The Cook County medical examiner’s office has confirmed the county’s first two deaths due to new analogs of the powerful opioid fentanyl — 10,000 times more potent than morphine and typically used in veterinary practices to immobilize large animals like elephants.
One was in Chicago, the other in Lake Zurich.
They’re among a growing number of deaths from fentanyl and fentanyl analogs.
On Sept. 10, a 46-year-old West Side man died from a lethal combination of fentanyl analogs including Carfentanil.
These “were not pharmaceutical-grade drugs like those administered by medical professionals for severe pain,” according to Dr. Ponni Arunkumar, the chief Cook County medical examiner. “Carfentanil is a fentanyl analog that is 10,000 times more potent than morphine, which is the active component of heroin. Carfentanil is used in veterinary practices to immobilize large animals.”
Toxicology testing has also shown that a 35-year-old Lake Zurich man who died June 8 suffered a 3-methylfentanyl overdose, the medical examiner’s office found.
“3-Methylfentanyl is also a fentanyl analog, and it is four times more potent than morphine,” according to Arunkumar.
“Fentanyl and fentanyl analogs, like Carfentanil, are very powerful drugs that are likely to be lethal,” Arunkumar said. “Just one dose can easily stop a person from breathing, causing immediate death.”

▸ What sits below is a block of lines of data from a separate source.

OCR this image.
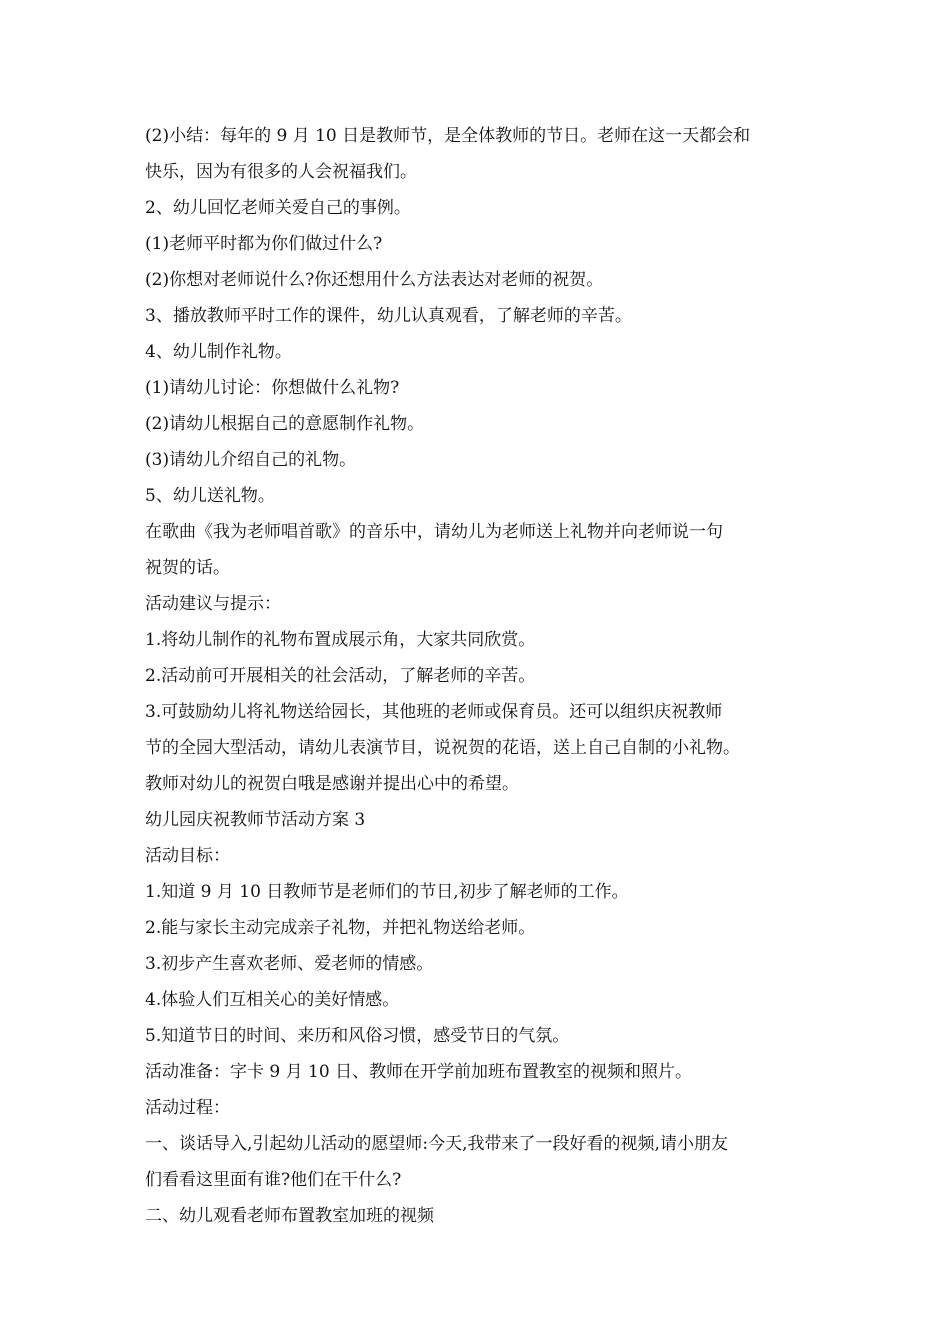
(2)小结：每年的 9 月 10 日是教师节，是全体教师的节日。老师在这一天都会和
快乐，因为有很多的人会祝福我们。
2、幼儿回忆老师关爱自己的事例。
(1)老师平时都为你们做过什么?
(2)你想对老师说什么?你还想用什么方法表达对老师的祝贺。
3、播放教师平时工作的课件，幼儿认真观看，了解老师的辛苦。
4、幼儿制作礼物。
(1)请幼儿讨论：你想做什么礼物?
(2)请幼儿根据自己的意愿制作礼物。
(3)请幼儿介绍自己的礼物。
5、幼儿送礼物。
在歌曲《我为老师唱首歌》的音乐中，请幼儿为老师送上礼物并向老师说一句
祝贺的话。
活动建议与提示：
1.将幼儿制作的礼物布置成展示角，大家共同欣赏。
2.活动前可开展相关的社会活动，了解老师的辛苦。
3.可鼓励幼儿将礼物送给园长，其他班的老师或保育员。还可以组织庆祝教师
节的全园大型活动，请幼儿表演节目，说祝贺的花语，送上自己自制的小礼物。
教师对幼儿的祝贺白哦是感谢并提出心中的希望。
幼儿园庆祝教师节活动方案 3
活动目标：
1.知道 9 月 10 日教师节是老师们的节日,初步了解老师的工作。
2.能与家长主动完成亲子礼物，并把礼物送给老师。
3.初步产生喜欢老师、爱老师的情感。
4.体验人们互相关心的美好情感。
5.知道节日的时间、来历和风俗习惯，感受节日的气氛。
活动准备：字卡 9 月 10 日、教师在开学前加班布置教室的视频和照片。
活动过程：
一、谈话导入,引起幼儿活动的愿望师:今天,我带来了一段好看的视频,请小朋友
们看看这里面有谁?他们在干什么?
二、幼儿观看老师布置教室加班的视频
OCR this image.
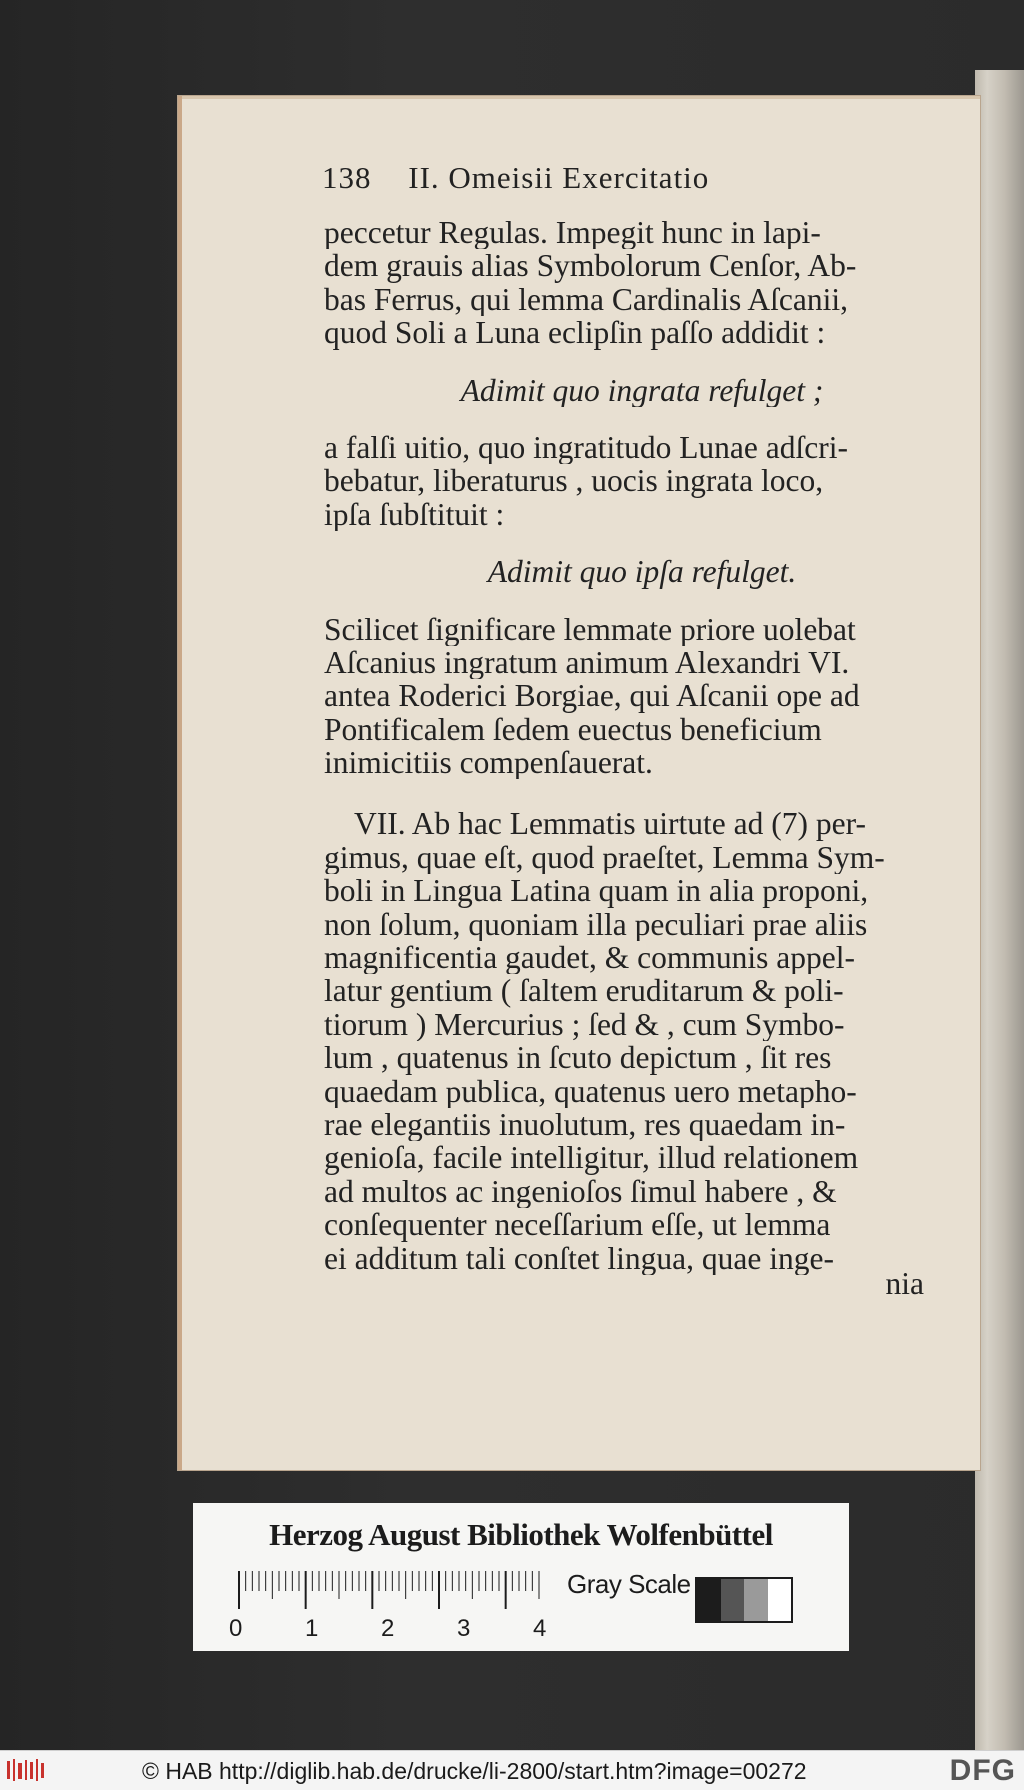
138 II. Omeisii Exercitatio
peccetur Regulas. Impegit hunc in lapi-
dem grauis alias Symbolorum Cenſor, Ab-
bas Ferrus, qui lemma Cardinalis Aſcanii,
quod Soli a Luna eclipſin paſſo addidit :
Adimit quo ingrata refulget ;
a falſi uitio, quo ingratitudo Lunae adſcri-
bebatur, liberaturus , uocis ingrata loco,
ipſa ſubſtituit :
Adimit quo ipſa refulget.
Scilicet ſignificare lemmate priore uolebat
Aſcanius ingratum animum Alexandri VI.
antea Roderici Borgiae, qui Aſcanii ope ad
Pontificalem ſedem euectus beneficium
inimicitiis compenſauerat.
VII. Ab hac Lemmatis uirtute ad (7) per-
gimus, quae eſt, quod praeſtet, Lemma Sym-
boli in Lingua Latina quam in alia proponi,
non ſolum, quoniam illa peculiari prae aliis
magnificentia gaudet, & communis appel-
latur gentium ( ſaltem eruditarum & poli-
tiorum ) Mercurius ; ſed & , cum Symbo-
lum , quatenus in ſcuto depictum , ſit res
quaedam publica, quatenus uero metapho-
rae elegantiis inuolutum, res quaedam in-
genioſa, facile intelligitur, illud relationem
ad multos ac ingenioſos ſimul habere , &
conſequenter neceſſarium eſſe, ut lemma
ei additum tali conſtet lingua, quae inge-
nia
Herzog August Bibliothek Wolfenbüttel
0	1	2	3	4
Gray Scale
© HAB http://diglib.hab.de/drucke/li-2800/start.htm?image=00272	DFG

Carfentanil is an elephant tranquilizer, according to Dr. Steve Aks, emergency physician and toxicologist at Cook County Health & Hospitals System’s Stroger Hospital.

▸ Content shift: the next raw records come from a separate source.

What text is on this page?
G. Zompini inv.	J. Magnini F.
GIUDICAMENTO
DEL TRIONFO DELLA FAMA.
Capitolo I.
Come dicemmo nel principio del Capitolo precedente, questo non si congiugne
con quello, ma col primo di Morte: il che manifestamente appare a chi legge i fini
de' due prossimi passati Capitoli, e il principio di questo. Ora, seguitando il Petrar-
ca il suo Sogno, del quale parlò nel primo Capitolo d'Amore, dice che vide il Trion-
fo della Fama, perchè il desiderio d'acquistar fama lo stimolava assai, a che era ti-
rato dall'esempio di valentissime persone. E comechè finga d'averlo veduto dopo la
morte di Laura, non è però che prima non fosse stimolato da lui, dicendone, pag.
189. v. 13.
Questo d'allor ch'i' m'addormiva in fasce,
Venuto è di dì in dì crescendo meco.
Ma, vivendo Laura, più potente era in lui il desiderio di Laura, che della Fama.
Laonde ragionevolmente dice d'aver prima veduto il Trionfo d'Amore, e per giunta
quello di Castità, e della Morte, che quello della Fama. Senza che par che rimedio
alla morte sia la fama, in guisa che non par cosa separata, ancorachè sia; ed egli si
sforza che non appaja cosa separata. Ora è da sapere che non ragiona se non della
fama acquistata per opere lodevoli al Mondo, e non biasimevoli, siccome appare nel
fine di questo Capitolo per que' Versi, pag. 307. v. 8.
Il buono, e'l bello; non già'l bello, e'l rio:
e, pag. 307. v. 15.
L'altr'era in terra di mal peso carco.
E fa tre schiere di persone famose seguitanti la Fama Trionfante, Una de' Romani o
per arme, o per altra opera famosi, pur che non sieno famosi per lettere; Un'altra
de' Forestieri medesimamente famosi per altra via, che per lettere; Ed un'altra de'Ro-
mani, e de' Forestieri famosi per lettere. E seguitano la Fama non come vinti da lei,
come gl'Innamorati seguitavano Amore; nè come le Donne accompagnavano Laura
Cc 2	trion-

“It is not a drug that humans should be ingesting,” Aks said. “These high-potency opioids and opioid analogs are thousands of times stronger than street opioids like heroin and are far more likely to cause death.”
There have been 380 deaths so far in 2016 caused at least in part by fentanyl or fentanyl analogs, according to the medical examiner’s office. That number is likely to rise because it can take three months for test results to be finalized.
But it’s already a nearly 300 percent increase over last year, when 102 deaths were linked to fentanyl or fentanyl analogs, according to the medical examiner’s office. In 2014, there were only 20 such deaths in Cook County.
Medical examiners began testing for fentanyl routinely starting in June 2015 to keep up with national trends showing a spike in their use. Previously ,such tests were run at the discretion of a pathologist if the circumstance of the case — such as an unknown substance found in a decedent — called for it.
The most common such opioids found in overdose victims in Cook County have been furanyl fentanyl and a precursor/metabolite of fentanyl called despropionyl fentanyl (4-ANPP), according to the medical examiner’s office.